Nach Ansicht der bescheiderlassenden Behörde ist einem derartigen 'Asylantragstourismus' mit aller Entschiedenheit entgegen zu treten um für ein geordnetes Fremdenwesen zu sorgen.

 

In den Fällen des § 76 Abs. 2a FPG 2005 ist von der Verhängung der Schubhaft lediglich in absoluten Ausnahmefällen abzusehen; Konkret stehen der Schubhaft besondere Umstände in der Person des Asylwerbers entgegen. Laut Regierungsvorlage zum Fremdenrechtsänderungsgesetz (FRAG) 2009 umfasst der Begriff der besonderen Umstände, die in der Person des Asylwerbers liegen, insbesondere Alter und Gesundheitszustand. So wären beispielsweise bei minderjährigen Asylwerbern, Asylwerber hohen Alters oder in Fällen, in denen der Gesundheitszustand eines Asylwerbers gegen die Einschränkungen einer Schubhaft spricht, vorrangig gelindere Mittel anzuordnen (anstelle der Schubhaft). Derartige Umstände liegen in Ihrem Fall jedoch offenkundig nicht vor, da Sie volljährig sind, Sie keine familiären und/oder sozialen Pflichten zu erfüllen haben und maßgebliche gesundheitliche Beeinträchtigungen nicht geltend gemacht wurden bzw. solche aus der Aktenlage nicht hervorgehen.

 

Dem nicht entsprechend, sind Sie alleinstehend, begleiten keine minderjährigen Kinder für die Sie die Obsorge hätten, gehen keiner Beschäftigung nach, halten sich erst seit Kurzem in Österreich auf und sind daher sowie auch entsprechend Ihrer dargelegten Verhaltensweise offensichtlich, an absolut keine Örtlichkeiten gebunden. Ihr Bruder der unter der x Zahl x 08.819 ebenfalls einen Asylantrag in Österreich stellte ist ebenso wie Sie erst seit kurzem in Österreich aufhältig und somit ebenfalls an keine Örtlichkeit gebunden.

 

Nachdem aufgrund des geschilderten Sachverhaltes und aufgrund Ihres bisherigen Verhaltens Im Bundesgebiet zu befürchten ist, dass Sie sich - auf freiem Fuß belassen -dem werteren Zugriff der Behörde entziehen und in die Illegalität abtauchen werden, ist zur Sicherung Ihrer Abschiebung in den für Sie zuständigen und in den von Ihnen zur Rückkehr negierten Mitgliedstaat, Ihre Anhaltung in der Schubhaft unbedingt erforderlich.

 

Ein gelinderes Mittel würde zudem die Gefahr beinhalten, dass Sie - nach einem Abtauchen in die Anonymität - dem österreichischen Staat weiters finanziell zur Last fallen könnten. Da Sie Ihren Unterhalt im Bundesgebiet bestreiten müssen, ist die Gefahr sehr groß, dass Sie dies auf illegale Art und Weise bewerkstelligen werden. Nachdem Sie bereits unter Beweis gestellt haben, dass Sie keinen Wert an der Einhaltung der Rechts- und Werteordnung in Ihren Gastländern legen, ist auch davon auszugehen, dass Sie Ihren erforderlichen Unterhalt auch im Bundesgebiet oder in der europäischen Union notfalls durch illegaler Beschäftigung oder anderwärtiger strafrechtlicher Begehen erwirtschaften werden.

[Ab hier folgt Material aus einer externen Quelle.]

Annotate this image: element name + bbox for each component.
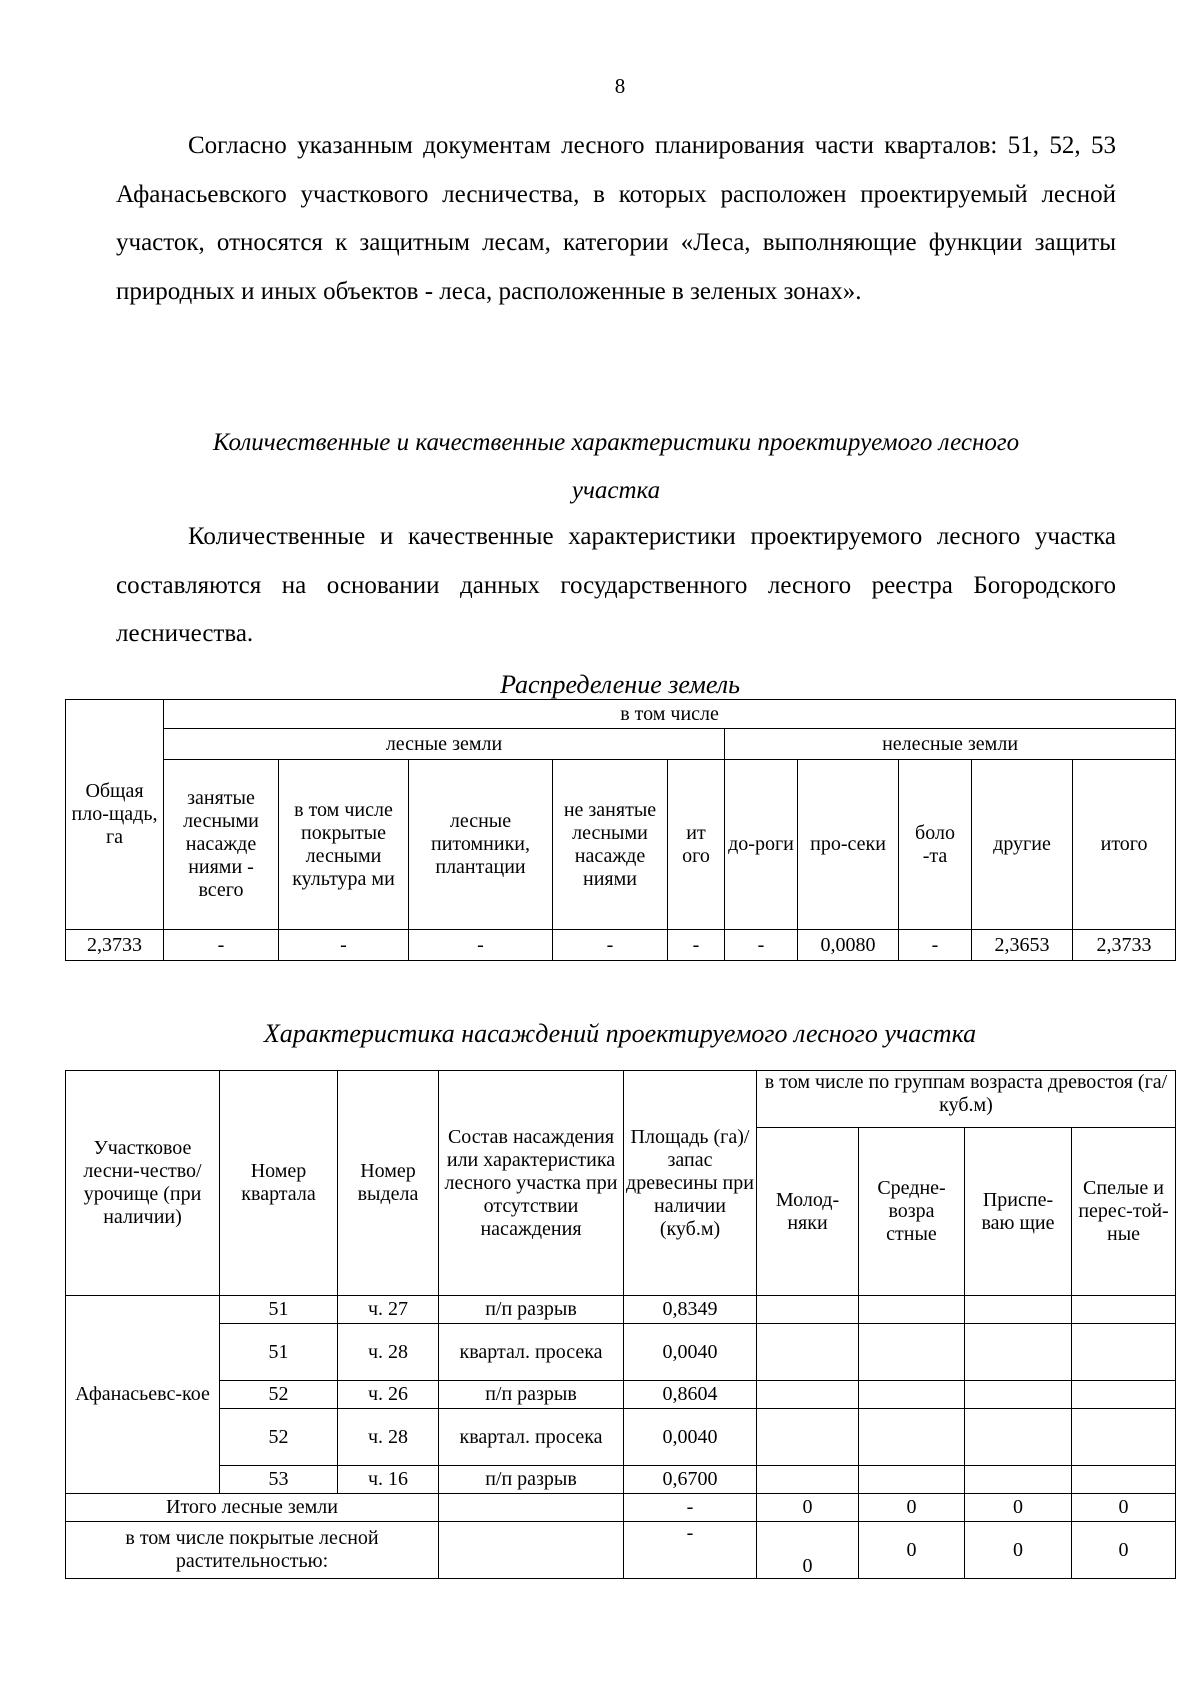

Denn für den weiteren Aufenthalt im Bundesgebiet verfügen Sie nicht über ausreichende Barmittel. Eine rechtmäßige Beschäftigung können Sie nicht ausüben, da Sie weder im Besitz einer arbeitsmarkt- noch aufenthaltsrechtlichen Bewilligung sind. Es müssten daher für den weiteren Aufenthalt öffentliche Mittel aufgewendet werden bzw. ist der Schluss zulässig, dass Sie versuchen durch Begehung strafbarer Handlungen Ihren Unterhalt zu fristen.

 

Darüber ist im Besonderen die Gefahr nach Abtauchen in die Anonymität sehr groß, dass letztlich Österreich für die inhaltliche Prüfung gemäß dem Dublinabkommen zuständig werden könne, sofern den Erfordernissen des Abkommens - einer Überstellung in den zuständigen Mitgliedstaat nicht nachgekommen werde! Wessen Erzwingen durch einen Aufenthalt in der Anonymität nicht im öffentlichen Interesse stehen kann. Diesbezüglich wird auf Artikel 13 der Dublinverordnung explizit hingewiesen.

 

Es konnten mit vorliegenden Sachverhalt keine Anhaltspunkte gesehen werden, aus denen erkennbar oder naheliegend ableitbar wäre, dass in ihrem Fall mit der Anwendung gelinderer Mittel eine in Kürze bevorstehende Überstellung in den für Sie zuständigen Mitgliedstaat - in den Sie die Rückkehr überdies zu jedem Zeitpunkt Ihres Verfahrens negiert haben - nicht gesichert werden kann und damit die gelindere Form der Schubhaft auszuschließen war.

 

Die Bezirkshauptmannschaft Vöcklabruck kommt letztlich nach umfassender Einzelfallprüfung des Sachverhaltes zum Schluss, dass eine Verhältnismäßigkeit der Verhängung der Schubhaft im konkreten Fall vorliegt. Denn dem Recht des Fremden auf Schutz der persönlichen Freiheit steht das überwiegende Interesse des Staates an einem geordneten Fremdenwesen und damit an der Aufrechterhaftung der öffentlichen Ordnung gegenüber. Um dieses Ziel zu gewährleisten war der Eingriff in Ihr Recht auf den Schutz der persönlichen Freiheit erforderlich.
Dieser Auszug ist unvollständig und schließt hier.